Por enquanto, o mulherio de Cimo de Vila lá vai convivendo e fazendo negócio com gente que fala línguas de que nunca tinha ouvido sequer falar. "O que nos vale é que eles aprendem depressa a falar como a gente. Não são como os chineses", congratula-se Glória Reis, referindo-se aos "índios" do supermercado, onde chega a aviar alguma mercearia.
Com 68 anos e um problema da coluna que lhe atrapalha os movimentos, saiu para a missa e aproveitou para pôr a conversa em dia com a vizinha. "Os paquistaneses são os de barbas grandes e vestido", explica, dirigindo-se à vizinha. "Parece que do país deles para o dos "índios" ainda são cinco dias de viagem", acrescenta.
Antiga empregada doméstica, Glória mora na rua há 40 anos e é viúva há muitos menos do que isso. "Morreu no dia dos meus anos.

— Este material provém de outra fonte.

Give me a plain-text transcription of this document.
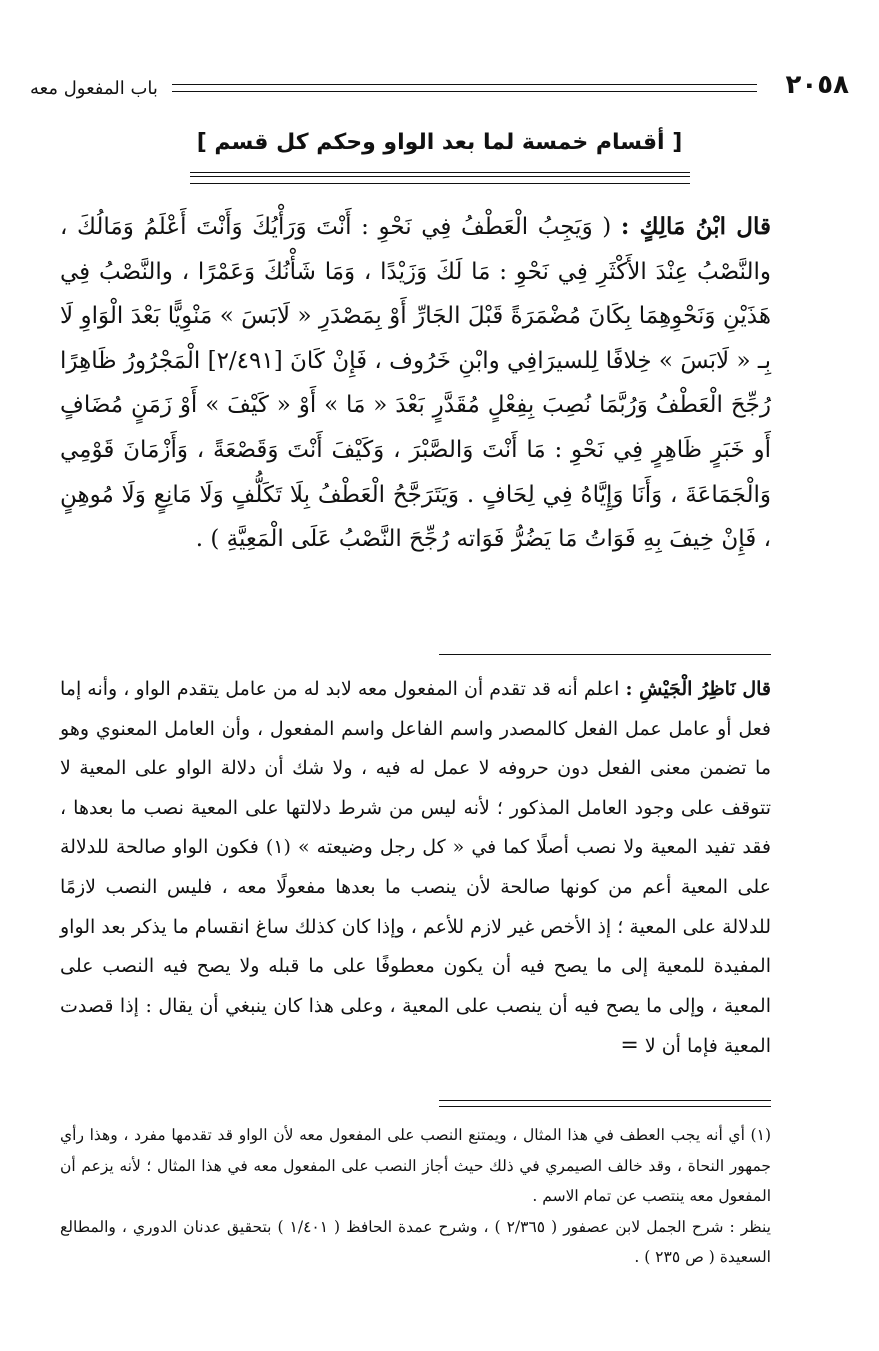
٢٠٥٨
باب المفعول معه
[ أقسام خمسة لما بعد الواو وحكم كل قسم ]
قال ابْنُ مَالِكٍ : ( وَيَجِبُ الْعَطْفُ فِي نَحْوِ : أَنْتَ وَرَأْيُكَ وَأَنْتَ أَعْلَمُ وَمَالُكَ ، والنَّصْبُ عِنْدَ الأَكْثَرِ فِي نَحْوِ : مَا لَكَ وَزَيْدًا ، وَمَا شَأْنُكَ وَعَمْرًا ، والنَّصْبُ فِي هَذَيْنِ وَنَحْوِهِمَا بِكَانَ مُضْمَرَةً قَبْلَ الجَارِّ أَوْ بِمَصْدَرِ « لَابَسَ » مَنْوِيًّا بَعْدَ الْوَاوِ لَا بِـ « لَابَسَ » خِلافًا لِلسيرَافِي وابْنِ خَرُوف ، فَإِنْ كَانَ [٢/٤٩١] الْمَجْرُورُ ظَاهِرًا رُجِّحَ الْعَطْفُ وَرُبَّمَا نُصِبَ بِفِعْلٍ مُقَدَّرٍ بَعْدَ « مَا » أَوْ « كَيْفَ » أَوْ زَمَنٍ مُضَافٍ أَو خَبَرٍ ظَاهِرٍ فِي نَحْوِ : مَا أَنْتَ وَالصَّبْرَ ، وَكَيْفَ أَنْتَ وَقَصْعَةً ، وَأَزْمَانَ قَوْمِي وَالْجَمَاعَةَ ، وَأَنَا وَإِيَّاهُ فِي لِحَافٍ . وَيَتَرَجَّحُ الْعَطْفُ بِلَا تَكَلُّفٍ وَلَا مَانِعٍ وَلَا مُوهِنٍ ، فَإِنْ خِيفَ بِهِ فَوَاتُ مَا يَضُرُّ فَوَاته رُجِّحَ النَّصْبُ عَلَى الْمَعِيَّةِ ) .
قال نَاظِرُ الْجَيْشِ : اعلم أنه قد تقدم أن المفعول معه لابد له من عامل يتقدم الواو ، وأنه إما فعل أو عامل عمل الفعل كالمصدر واسم الفاعل واسم المفعول ، وأن العامل المعنوي وهو ما تضمن معنى الفعل دون حروفه لا عمل له فيه ، ولا شك أن دلالة الواو على المعية لا تتوقف على وجود العامل المذكور ؛ لأنه ليس من شرط دلالتها على المعية نصب ما بعدها ، فقد تفيد المعية ولا نصب أصلًا كما في « كل رجل وضيعته » (١) فكون الواو صالحة للدلالة على المعية أعم من كونها صالحة لأن ينصب ما بعدها مفعولًا معه ، فليس النصب لازمًا للدلالة على المعية ؛ إذ الأخص غير لازم للأعم ، وإذا كان كذلك ساغ انقسام ما يذكر بعد الواو المفيدة للمعية إلى ما يصح فيه أن يكون معطوفًا على ما قبله ولا يصح فيه النصب على المعية ، وإلى ما يصح فيه أن ينصب على المعية ، وعلى هذا كان ينبغي أن يقال : إذا قصدت المعية فإما أن لا =

(١) أي أنه يجب العطف في هذا المثال ، ويمتنع النصب على المفعول معه لأن الواو قد تقدمها مفرد ، وهذا رأي جمهور النحاة ، وقد خالف الصيمري في ذلك حيث أجاز النصب على المفعول معه في هذا المثال ؛ لأنه يزعم أن المفعول معه ينتصب عن تمام الاسم .

ينظر : شرح الجمل لابن عصفور ( ٢/٣٦٥ ) ، وشرح عمدة الحافظ ( ١/٤٠١ ) بتحقيق عدنان الدوري ، والمطالع السعيدة ( ص ٢٣٥ ) .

Foi um presente que Deus me deu, porque aquilo foram dezasseis anos de porrada dia sim, dia sim", desabafa, espalmando as mãos em direcção ao céu, como se rezasse. "Agora, que podia ser feliz, a coluna não ajuda muito. Mas já deu para fazer conhecimento com o "índio" do supermercado. Eu passo e ele diz: "Olá". Eu gosto bem de andar por aí, a ver os modos desta gente". Não é pecado querer espreitar o mundo a partir da rua em que se vive.